The Box

She picked up the box and examined it. It was ivory with the raised shape of a deer in the center and outlines of vines and berries traveling over its surface. How often had she passed by this box without noticing the detail that had gone into its design? How many days had she seen it without really looking at it?

Hers was a lifetime of inattention, she thought. A lifetime of distraction and hurry. Life was, after all, so full of details and important things that could not wait. It had happened so quickly that thinking of it now still made her shake her head as if to clear it. A knock at the door interrupted her thoughts.

“Ms. Stryker?”

She turned and looked at the care attendant.

“Sybil. Just Sybil,” she answered.

“Ms. Stryker, the van is here to take you for your doctor’s appointment.”

A lump began forming in her throat. It would be the same as it had been for over two years now. Always the same. Probing and asking questions over and over again, questions she had by now memorized. The prognosis was set in stone.

“I’ll be there in a minute,” she answered, dismissing the attendant with a nod.

Upon learning of her paraplegic state, it had not taken long for her husband to leave her and even less time for her to lose her job. Visitors had come and gone.

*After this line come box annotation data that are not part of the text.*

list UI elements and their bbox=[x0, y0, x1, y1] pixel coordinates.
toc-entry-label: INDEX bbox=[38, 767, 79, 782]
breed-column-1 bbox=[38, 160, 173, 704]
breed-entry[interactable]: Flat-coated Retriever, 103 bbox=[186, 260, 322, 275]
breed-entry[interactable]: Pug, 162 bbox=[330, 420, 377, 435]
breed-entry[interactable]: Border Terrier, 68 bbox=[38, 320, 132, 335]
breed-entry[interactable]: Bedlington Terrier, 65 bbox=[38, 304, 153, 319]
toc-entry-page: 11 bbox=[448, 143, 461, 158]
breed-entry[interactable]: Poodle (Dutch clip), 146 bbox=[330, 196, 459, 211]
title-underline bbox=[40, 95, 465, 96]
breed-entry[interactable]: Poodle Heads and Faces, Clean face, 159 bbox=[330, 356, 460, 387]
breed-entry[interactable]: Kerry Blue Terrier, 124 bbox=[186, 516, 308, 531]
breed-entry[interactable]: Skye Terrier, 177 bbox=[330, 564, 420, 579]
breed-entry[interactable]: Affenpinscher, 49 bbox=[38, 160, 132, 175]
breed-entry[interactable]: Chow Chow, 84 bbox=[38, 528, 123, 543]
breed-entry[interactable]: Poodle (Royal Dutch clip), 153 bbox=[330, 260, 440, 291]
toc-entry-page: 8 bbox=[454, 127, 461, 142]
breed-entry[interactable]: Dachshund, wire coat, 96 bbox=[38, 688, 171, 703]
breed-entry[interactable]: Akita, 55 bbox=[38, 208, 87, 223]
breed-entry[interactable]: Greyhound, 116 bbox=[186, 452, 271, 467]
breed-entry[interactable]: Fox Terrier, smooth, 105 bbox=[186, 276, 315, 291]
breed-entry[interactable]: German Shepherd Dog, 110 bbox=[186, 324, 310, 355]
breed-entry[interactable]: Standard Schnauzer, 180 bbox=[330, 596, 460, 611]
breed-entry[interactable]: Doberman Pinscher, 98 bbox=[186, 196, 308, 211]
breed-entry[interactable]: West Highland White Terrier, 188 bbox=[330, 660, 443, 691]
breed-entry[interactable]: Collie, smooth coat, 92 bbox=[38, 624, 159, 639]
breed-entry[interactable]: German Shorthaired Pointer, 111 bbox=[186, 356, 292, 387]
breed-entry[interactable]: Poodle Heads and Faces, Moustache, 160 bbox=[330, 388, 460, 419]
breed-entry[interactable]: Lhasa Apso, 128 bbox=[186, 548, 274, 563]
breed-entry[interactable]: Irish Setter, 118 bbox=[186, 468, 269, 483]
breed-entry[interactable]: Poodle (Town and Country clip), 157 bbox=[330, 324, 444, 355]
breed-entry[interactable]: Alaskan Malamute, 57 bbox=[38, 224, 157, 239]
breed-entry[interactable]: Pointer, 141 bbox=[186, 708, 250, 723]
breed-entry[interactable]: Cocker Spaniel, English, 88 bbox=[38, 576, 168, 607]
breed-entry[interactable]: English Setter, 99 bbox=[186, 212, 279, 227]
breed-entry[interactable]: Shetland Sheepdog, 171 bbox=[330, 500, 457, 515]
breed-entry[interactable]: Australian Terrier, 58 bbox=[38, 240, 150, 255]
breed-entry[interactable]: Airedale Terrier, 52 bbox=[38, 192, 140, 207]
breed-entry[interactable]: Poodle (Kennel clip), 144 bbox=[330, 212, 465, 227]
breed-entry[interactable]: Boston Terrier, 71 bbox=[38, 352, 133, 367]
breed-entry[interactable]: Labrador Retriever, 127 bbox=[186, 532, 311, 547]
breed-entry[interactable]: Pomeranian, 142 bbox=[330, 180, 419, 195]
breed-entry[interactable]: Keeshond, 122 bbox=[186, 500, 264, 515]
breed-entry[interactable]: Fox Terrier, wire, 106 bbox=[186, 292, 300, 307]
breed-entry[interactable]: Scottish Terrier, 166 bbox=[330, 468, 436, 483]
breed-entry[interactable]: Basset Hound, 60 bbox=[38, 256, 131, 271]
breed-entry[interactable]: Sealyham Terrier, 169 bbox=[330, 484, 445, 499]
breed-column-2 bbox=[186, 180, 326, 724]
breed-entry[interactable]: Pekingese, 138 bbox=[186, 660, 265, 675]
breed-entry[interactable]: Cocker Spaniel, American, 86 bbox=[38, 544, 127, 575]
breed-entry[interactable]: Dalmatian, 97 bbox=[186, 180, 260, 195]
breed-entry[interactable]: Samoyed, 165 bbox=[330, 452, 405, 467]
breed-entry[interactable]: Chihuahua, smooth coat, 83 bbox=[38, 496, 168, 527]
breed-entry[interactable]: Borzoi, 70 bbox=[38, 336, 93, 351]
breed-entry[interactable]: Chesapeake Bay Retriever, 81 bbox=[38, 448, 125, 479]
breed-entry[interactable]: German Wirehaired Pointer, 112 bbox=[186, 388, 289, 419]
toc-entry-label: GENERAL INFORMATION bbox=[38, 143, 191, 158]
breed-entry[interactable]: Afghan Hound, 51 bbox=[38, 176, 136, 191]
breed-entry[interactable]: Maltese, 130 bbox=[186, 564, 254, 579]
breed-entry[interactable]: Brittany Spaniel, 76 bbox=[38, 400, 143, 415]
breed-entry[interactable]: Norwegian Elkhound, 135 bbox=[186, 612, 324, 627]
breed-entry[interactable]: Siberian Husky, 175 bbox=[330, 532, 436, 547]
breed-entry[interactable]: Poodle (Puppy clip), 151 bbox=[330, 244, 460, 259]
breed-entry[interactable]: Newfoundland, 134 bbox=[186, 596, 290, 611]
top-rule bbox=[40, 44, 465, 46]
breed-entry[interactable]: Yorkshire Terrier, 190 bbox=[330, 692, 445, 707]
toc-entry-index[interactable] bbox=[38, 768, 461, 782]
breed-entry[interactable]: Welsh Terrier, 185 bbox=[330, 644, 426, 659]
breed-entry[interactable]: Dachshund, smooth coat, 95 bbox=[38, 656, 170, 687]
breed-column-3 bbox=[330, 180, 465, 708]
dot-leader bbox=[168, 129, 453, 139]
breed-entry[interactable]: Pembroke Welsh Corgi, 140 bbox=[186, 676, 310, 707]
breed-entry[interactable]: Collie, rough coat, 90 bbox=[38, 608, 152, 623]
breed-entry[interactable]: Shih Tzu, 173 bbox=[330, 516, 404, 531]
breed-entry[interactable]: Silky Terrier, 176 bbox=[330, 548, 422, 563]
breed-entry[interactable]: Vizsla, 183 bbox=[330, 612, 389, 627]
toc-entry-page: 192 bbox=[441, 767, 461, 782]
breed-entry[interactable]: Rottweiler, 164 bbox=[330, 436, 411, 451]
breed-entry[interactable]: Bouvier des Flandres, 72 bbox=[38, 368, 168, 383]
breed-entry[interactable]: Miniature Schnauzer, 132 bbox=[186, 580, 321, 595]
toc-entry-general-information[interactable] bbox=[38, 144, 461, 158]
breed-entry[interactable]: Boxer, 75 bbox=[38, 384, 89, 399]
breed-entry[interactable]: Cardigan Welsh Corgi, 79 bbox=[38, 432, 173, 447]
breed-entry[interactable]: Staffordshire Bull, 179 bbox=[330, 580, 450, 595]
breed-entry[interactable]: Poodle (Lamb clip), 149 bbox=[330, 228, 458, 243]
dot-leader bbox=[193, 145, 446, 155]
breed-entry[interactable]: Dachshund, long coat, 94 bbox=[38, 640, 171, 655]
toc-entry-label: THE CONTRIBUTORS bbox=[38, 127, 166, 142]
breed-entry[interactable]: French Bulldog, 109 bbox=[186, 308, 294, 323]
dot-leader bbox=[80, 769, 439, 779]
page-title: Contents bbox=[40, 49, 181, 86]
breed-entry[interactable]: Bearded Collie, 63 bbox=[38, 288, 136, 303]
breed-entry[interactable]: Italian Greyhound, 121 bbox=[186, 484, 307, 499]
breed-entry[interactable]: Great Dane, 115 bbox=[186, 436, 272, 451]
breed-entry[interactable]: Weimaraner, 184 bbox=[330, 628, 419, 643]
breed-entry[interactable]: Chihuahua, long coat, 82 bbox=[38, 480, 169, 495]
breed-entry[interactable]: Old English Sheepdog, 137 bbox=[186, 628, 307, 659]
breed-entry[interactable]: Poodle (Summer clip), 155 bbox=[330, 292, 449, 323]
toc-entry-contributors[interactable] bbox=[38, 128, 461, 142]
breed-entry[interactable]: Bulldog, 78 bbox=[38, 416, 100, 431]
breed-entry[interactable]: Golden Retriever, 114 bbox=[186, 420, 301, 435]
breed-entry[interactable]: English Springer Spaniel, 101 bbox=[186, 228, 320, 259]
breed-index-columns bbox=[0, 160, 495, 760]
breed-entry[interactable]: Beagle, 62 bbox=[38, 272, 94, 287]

Family members showed up on a rotating basis, except for her grandmother. Her grandmother had come that first horrible night and had taken a taxi every Sunday after church thereafter, sitting and visiting; telling jokes; singing in her warbling, wavering, winsome soprano; and bringing some small thing now and then – a tin of cookies or an article from the newspaper or a little memento from home. And sometime during each of those visits her grandmother would sit in silent prayer, intent and immoveable.

One time Sybil had said out loud what she thought whenever she saw her grandmother’s eyes begin to close or to stare off into space into a realm through which most others didn’t pass. “Grandma, stop praying for a miracle. It’s done. I’ve accepted it. We need to move on.”

Her grandmother had simply glanced up and caught her eye with an intensity she remembered from her childhood. It was a look that said, “Do not presume to know more than your elder”.

The next Sunday, her grandmother had brought the box from Sybil’s parents’ home where she had left it along with the things of childhood so many years ago. It was one that her grandmother had given to her when she was born. She had stored little treasures in it when she was young, then it had sat on her dresser through years of other, more important things. The Sunday she brought it, her grandmother had set it on her dresser and there it had remained without a glance from its owner.

Just this week, she had felt an inexplicable prompting to examine it, but ignored its pull. Why? It wasn’t as though she had pressing meetings any longer, nor appointments nor social engagements nor visits from friends. Not many, anyway.

The care attendant came to her door again.

“Ms. Stryker, the driver says he’s on a schedule. You really need to come. Here, let me help you,” she said as she moved to take the handles of the wheelchair.

“No,” Sybil said more firmly than she had in a long time. She softened. “No, tell him I need just another minute.”

She lifted the lid, expecting to find some little trinket of a forgotten childhood. None was there. Instead it was filled with slips of paper. She picked up one near the top and read, “Please help her to be a good girl. Bless her life. Keep her safe.”

Sybil’s eyebrows knit in confusion. She picked up another. “I don’t know what’s bothering her at school, but would you please help her? Please send a good friend. Please give her success.”

“She says she’s in love and she doesn’t see him clearly, so I’m asking you to help her see. Or change him. Either one.”

“Oh thank you, thank you, thank you for this dear girl.”

As she pulled slip after slip out of the box, tears burned her eyes as she began to realize what she was reading. Long after the slips should have run out, long after there were more in her lap than could have ever fit in the box, they continued, spilling onto the floor.

goodfreephotos.com7“If only that deer had crossed the highway a minute later. If only she had been delayed or left for home sooner. Oh, I know I’m going on like you know I do. Please heal her. Please make her walk again.”

“Please, somehow help her to believe that you are bigger than she is or her doctor is or anything is in this world. Help her to believe in miracles.”

Sybil reached for a Kleenex and dabbed harshly at her eyes. She pulled her chair closer to the dresser to set the box in its place, but as she picked it up, she lost her grip and it began to fall. It would break, she knew. There would be no putting it back together. She lunged for it, and that’s when it happened.

She didn’t fall. And as she stood for the first time in two years, the rescued box in her hands, she looked up. There in the doorway was her grandmother.

“I had a feeling you might want to go for a walk today,” was all she said as Sybil left the wheelchair and walked to the door.